OPINIÓN
Por Ignacio Sánchez Vicente
Hay muchos pueblos en Asturias que merecen ser denominados como ‘ejemplar’. Así lo digo y pienso desde mi más revoltosa infancia. Pero dejo aquí constancia de la satisfacción que me produjo la concesión del Premio Príncipe de Asturias a la localidad llastrina, porque tanto la quiero y porque tantos miles de horas de feliz esparcimiento y comunión con la naturaleza y con los llastrinos me ha dado. Allí hace años que tengo una de mis mares preferidas. Tengo otras, claro, pero ninguna tan fiel en la cita, ni tan pesquina, como la de Llastres. Me decía una vez, hace años, un llastrín, mientras hacía un alto en su diario paseo de media mañana por el dique exterior para interesarse por cómo me iba la marea, que Lastres era una bendición de Dios “si no fuésemos los de Lastres como somos”. Bien sé que lo decía como una humorada, pero en todo caso ya le dije entonces que no estaba de acuerdo. Gente entera, sí, socarrona y algo desconfiada, con razón, de ciertos forasteros amigos de practicar el vandalismo, o de emporcar todo a su paso con desdeñosa indiferencia por los pobladores de la villa.
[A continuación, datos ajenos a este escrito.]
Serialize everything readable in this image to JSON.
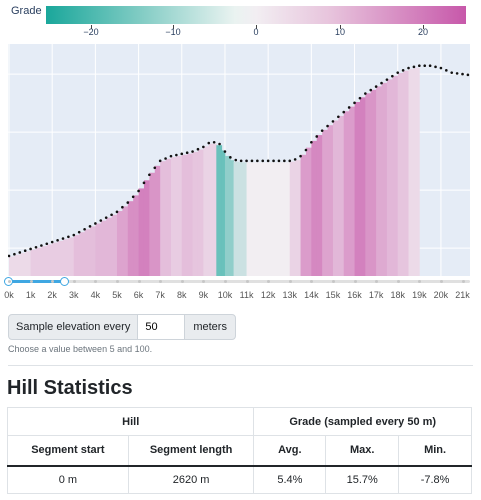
{
  "colorbar": {
    "title": "Grade",
    "ticks": [
      "−20",
      "−10",
      "0",
      "10",
      "20"
    ],
    "colors": {
      "min": "#1aa79b",
      "mid": "#f2eef2",
      "max": "#c758aa"
    }
  },
  "chart_data": {
    "type": "bar",
    "title": "",
    "xlabel": "",
    "ylabel": "",
    "x_tick_labels": [
      "0k",
      "1k",
      "2k",
      "3k",
      "4k",
      "5k",
      "6k",
      "7k",
      "8k",
      "9k",
      "10k",
      "11k",
      "12k",
      "13k",
      "14k",
      "15k",
      "16k",
      "17k",
      "18k",
      "19k",
      "20k",
      "21k"
    ],
    "xlim": [
      0,
      21300
    ],
    "ylim": [
      0,
      1
    ],
    "grid": true,
    "legend": "none",
    "elevation_profile_normalized": {
      "x": [
        0,
        1000,
        2000,
        3000,
        4000,
        5000,
        5500,
        6000,
        6500,
        7000,
        7500,
        8000,
        8500,
        9000,
        9300,
        9600,
        9800,
        10000,
        10300,
        10600,
        11000,
        12000,
        13000,
        13400,
        13700,
        14000,
        14500,
        15000,
        15500,
        16000,
        16500,
        17000,
        17500,
        18000,
        18500,
        19000,
        19500,
        20000,
        20500,
        21300
      ],
      "y": [
        0.08,
        0.11,
        0.14,
        0.17,
        0.22,
        0.27,
        0.31,
        0.36,
        0.43,
        0.49,
        0.51,
        0.52,
        0.53,
        0.55,
        0.57,
        0.57,
        0.56,
        0.53,
        0.5,
        0.49,
        0.49,
        0.49,
        0.49,
        0.5,
        0.53,
        0.57,
        0.62,
        0.66,
        0.7,
        0.74,
        0.78,
        0.81,
        0.84,
        0.87,
        0.89,
        0.9,
        0.9,
        0.89,
        0.87,
        0.86
      ]
    },
    "bar_grades": [
      {
        "from": 0,
        "to": 1000,
        "grade": 3
      },
      {
        "from": 1000,
        "to": 2000,
        "grade": 5
      },
      {
        "from": 2000,
        "to": 3000,
        "grade": 5
      },
      {
        "from": 3000,
        "to": 4000,
        "grade": 7
      },
      {
        "from": 4000,
        "to": 5000,
        "grade": 8
      },
      {
        "from": 5000,
        "to": 5500,
        "grade": 11
      },
      {
        "from": 5500,
        "to": 6000,
        "grade": 14
      },
      {
        "from": 6000,
        "to": 6500,
        "grade": 16
      },
      {
        "from": 6500,
        "to": 7000,
        "grade": 13
      },
      {
        "from": 7000,
        "to": 7500,
        "grade": 7
      },
      {
        "from": 7500,
        "to": 8000,
        "grade": 5
      },
      {
        "from": 8000,
        "to": 8500,
        "grade": 7
      },
      {
        "from": 8500,
        "to": 9000,
        "grade": 6
      },
      {
        "from": 9000,
        "to": 9600,
        "grade": 4
      },
      {
        "from": 9600,
        "to": 10000,
        "grade": -14
      },
      {
        "from": 10000,
        "to": 10400,
        "grade": -10
      },
      {
        "from": 10400,
        "to": 11000,
        "grade": -4
      },
      {
        "from": 11000,
        "to": 12000,
        "grade": 0
      },
      {
        "from": 12000,
        "to": 13000,
        "grade": 0
      },
      {
        "from": 13000,
        "to": 13500,
        "grade": 4
      },
      {
        "from": 13500,
        "to": 14000,
        "grade": 12
      },
      {
        "from": 14000,
        "to": 14500,
        "grade": 15
      },
      {
        "from": 14500,
        "to": 15000,
        "grade": 11
      },
      {
        "from": 15000,
        "to": 15500,
        "grade": 8
      },
      {
        "from": 15500,
        "to": 16000,
        "grade": 12
      },
      {
        "from": 16000,
        "to": 16500,
        "grade": 16
      },
      {
        "from": 16500,
        "to": 17000,
        "grade": 13
      },
      {
        "from": 17000,
        "to": 17500,
        "grade": 10
      },
      {
        "from": 17500,
        "to": 18000,
        "grade": 8
      },
      {
        "from": 18000,
        "to": 18500,
        "grade": 6
      },
      {
        "from": 18500,
        "to": 19000,
        "grade": 3
      }
    ],
    "range_slider": {
      "start": 0,
      "end": 2620
    }
  },
  "sample": {
    "prefix": "Sample elevation every",
    "value": "50",
    "suffix": "meters",
    "help": "Choose a value between 5 and 100."
  },
  "stats": {
    "heading": "Hill Statistics",
    "group_hill": "Hill",
    "group_grade": "Grade (sampled every 50 m)",
    "columns": [
      "Segment start",
      "Segment length",
      "Avg.",
      "Max.",
      "Min."
    ],
    "rows": [
      [
        "0 m",
        "2620 m",
        "5.4%",
        "15.7%",
        "-7.8%"
      ]
    ]
  }
}
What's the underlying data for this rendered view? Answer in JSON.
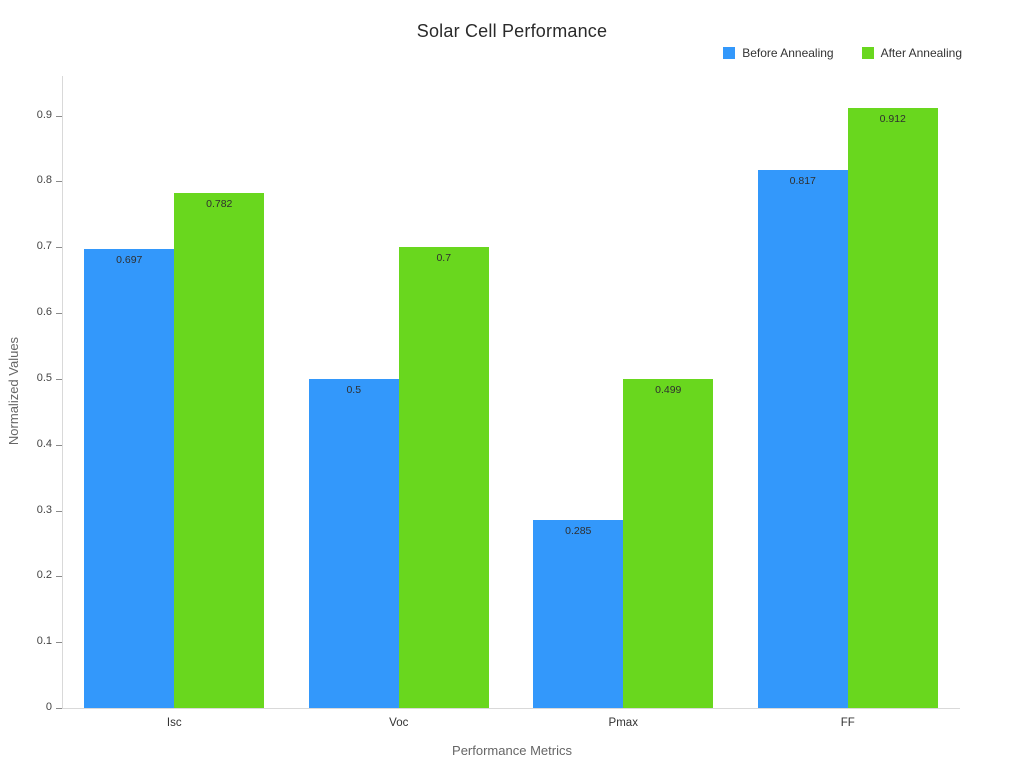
{
  "chart_data": {
    "type": "bar",
    "title": "Solar Cell Performance",
    "xlabel": "Performance Metrics",
    "ylabel": "Normalized Values",
    "categories": [
      "Isc",
      "Voc",
      "Pmax",
      "FF"
    ],
    "series": [
      {
        "name": "Before Annealing",
        "color": "#3398fb",
        "values": [
          0.697,
          0.5,
          0.285,
          0.817
        ],
        "labels": [
          "0.697",
          "0.5",
          "0.285",
          "0.817"
        ]
      },
      {
        "name": "After Annealing",
        "color": "#69d71e",
        "values": [
          0.782,
          0.7,
          0.499,
          0.912
        ],
        "labels": [
          "0.782",
          "0.7",
          "0.499",
          "0.912"
        ]
      }
    ],
    "ylim": [
      0,
      0.96
    ],
    "yticks": [
      0,
      0.1,
      0.2,
      0.3,
      0.4,
      0.5,
      0.6,
      0.7,
      0.8,
      0.9
    ],
    "ytick_labels": [
      "0",
      "0.1",
      "0.2",
      "0.3",
      "0.4",
      "0.5",
      "0.6",
      "0.7",
      "0.8",
      "0.9"
    ],
    "grid": false,
    "legend_position": "top-right"
  }
}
Pero gente solidaria, comprensiva, amiga y, algo más especial: gente que sabe conservar sus tradiciones y su identidad. Por eso me encanta Llastres, fundamentalmente. Porque es auténtico. Es real y aún guarda dentro de sí mucho de la Asturias que cada día se nos desvanece un poquiñín más como en esos sueños de madrugada en que nos empeñamos en agarrar fuerte un recuerdo que se nos va yendo mientras los sonidos de la mañana nos traen a la cruda realidad. Quizá Lastres sea un sueño, pero en todo caso es un sueño del que no quiero despertar.
Y a todos mis buenos amigos y conocidos, enhorabuena, un abrazo y viento favorable.